Even locating the unit near the windshield may be sufficient. The wavelengths here are 6-12 cm, so the windshield is huge, by comparison. If you’ve got coverage problems out the back, an Ethernet cable to a tiny unit like the GL.iNet AR300M to provide 2.4 GHz coverage on a different channel may do the trick.
Do you already have data on another service to the vehicle or do you need LTE or the like as well?
In an antenna communication, my understanding is the antenna and the port its connected to must have the same impedance for a maximum performance and a minimum lost. If you connect two antennas in parallel, it will give you a total of half impedance and that will probably not a good idea.
I don't know if the following will work or not: Take 4x such an antenna and connect two of them in a series to double its impedance. Now, you will have 2x of 2 antennas connected in series with a double in impedance. Then, connect them in parallel. This will cut down its total impedance in half which is the original impedance of the antenna (of course assuming each of the 4 antennas has identical impedance). Now, connect the antennas to your device and see if that will work. Again, I have never done this and don't know if it will work. If you do this, I sure would like to hear your report.
The connectors and cables alone will kill you with this approach. There are impedance-matching networks available for this, but buying (imported) junk isn't going to get you there.For am example of a "real" splitter/combiner
Add to the US$75 of that unit $5-10 each for professional-grade connectors and a a good chunk more for LMR-240-UF cable or comparable, and $50 for the tooling for the cable and $50-500 for crimp tooling for the connectors.
Get an external USB adapter with antenna ?
And dont forget that even good low loss cable, (read large and expensive) has a lot of loss at these frequencies. The typical small diameter stuff commonly used is worse. You could lose half your signal or worse on a 5 foot piece, so forget doing 20-30' runs... better to move the radio and use a short run.
Edit: Didnt notice that the pic above wasnt a bad example of ext antenna w too much coax, but an example of what I was suggesting. Just dont plug it into a USB3 to avoid possible 2.4ghz interference!
Another way might be place router inside of vehicle roof and have ext antenna w a short, foot or less length of cable connecting. Then, eth cable to wherever.

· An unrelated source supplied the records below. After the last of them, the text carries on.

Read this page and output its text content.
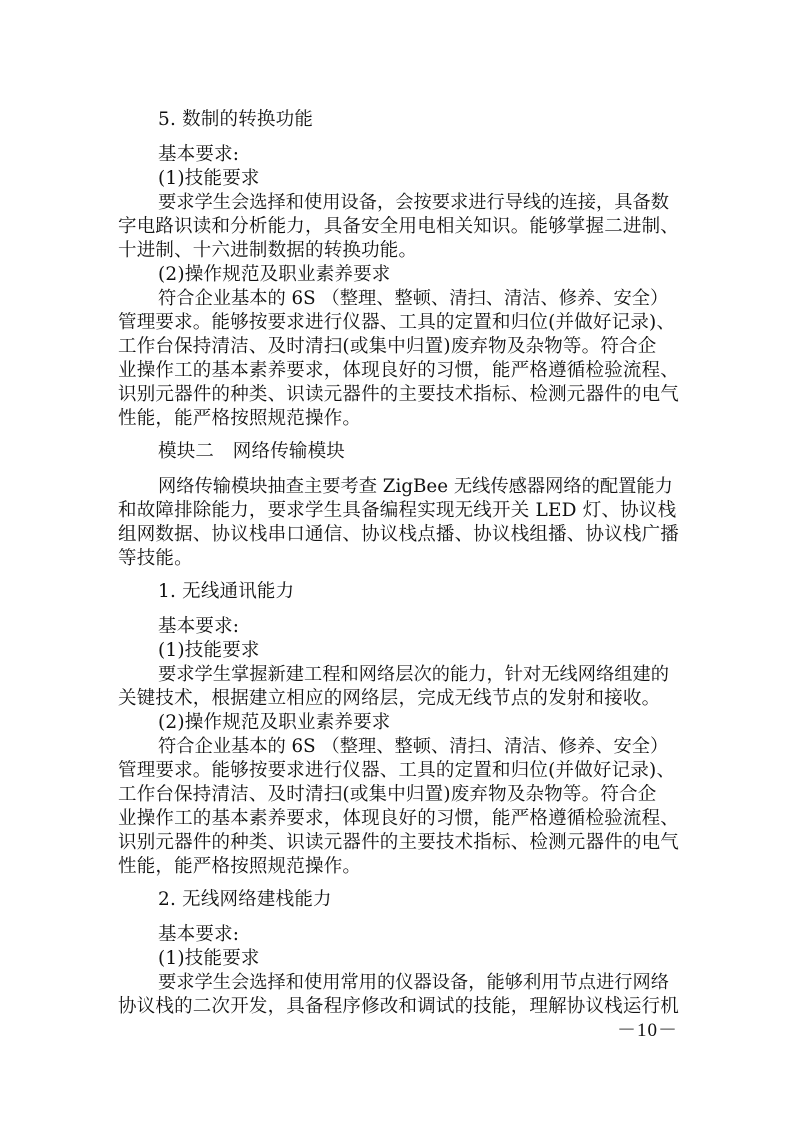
5. 数制的转换功能
基本要求:
(1)技能要求
要求学生会选择和使用设备，会按要求进行导线的连接，具备数
字电路识读和分析能力，具备安全用电相关知识。能够掌握二进制、
十进制、十六进制数据的转换功能。
(2)操作规范及职业素养要求
符合企业基本的 6S （整理、整顿、清扫、清洁、修养、安全）
管理要求。能够按要求进行仪器、工具的定置和归位(并做好记录)、
工作台保持清洁、及时清扫(或集中归置)废弃物及杂物等。符合企
业操作工的基本素养要求，体现良好的习惯，能严格遵循检验流程、
识别元器件的种类、识读元器件的主要技术指标、检测元器件的电气
性能，能严格按照规范操作。
模块二　网络传输模块
网络传输模块抽查主要考查 ZigBee 无线传感器网络的配置能力
和故障排除能力，要求学生具备编程实现无线开关 LED 灯、协议栈
组网数据、协议栈串口通信、协议栈点播、协议栈组播、协议栈广播
等技能。
1. 无线通讯能力
基本要求:
(1)技能要求
要求学生掌握新建工程和网络层次的能力，针对无线网络组建的
关键技术，根据建立相应的网络层，完成无线节点的发射和接收。
(2)操作规范及职业素养要求
符合企业基本的 6S （整理、整顿、清扫、清洁、修养、安全）
管理要求。能够按要求进行仪器、工具的定置和归位(并做好记录)、
工作台保持清洁、及时清扫(或集中归置)废弃物及杂物等。符合企
业操作工的基本素养要求，体现良好的习惯，能严格遵循检验流程、
识别元器件的种类、识读元器件的主要技术指标、检测元器件的电气
性能，能严格按照规范操作。
2. 无线网络建栈能力
基本要求:
(1)技能要求
要求学生会选择和使用常用的仪器设备，能够利用节点进行网络
协议栈的二次开发，具备程序修改和调试的技能，理解协议栈运行机
－10－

Maximum length of USB 2.0 cable:
The 2.0 specification limits the length of a cable between USB 2.0 devices (Full Speed or Hi-Speed) to 5 meters (or about 16 feet and 5 inches). In other words, you cannot just connect a bunch of extension cables together (like taking a 6 foot cord and extending it with 4 other 6 foot extension cords) and run them 30 feet to another room. However, you can connect a 6 foot cable with a 10 foot extension cable for a total of 16 feet, which is below the maximum cable length for USB 2.0
Can this USB/RJ45 adapter and cat5 cable be used to extend the limit in length?
No, How are you going to provide power to the external outdoor wifi.
If you would like to use Cat5 cable etc, then get a outdoor Access Point (With or Without PoE)
Your main router will need a spare LAN Port to connect the Access Point via LAN Cable.
Something like this would work
You will need to work out a solution for the power source for the PoE injector
Obviously you will use it in AP mode
Is USB over Ethernet supported in openwrt ? How does it work ? Are there any limitation ? We are talking about both USB 2.0 and 3.1
@pippo A different thread for this off-topic question would be more appropriate.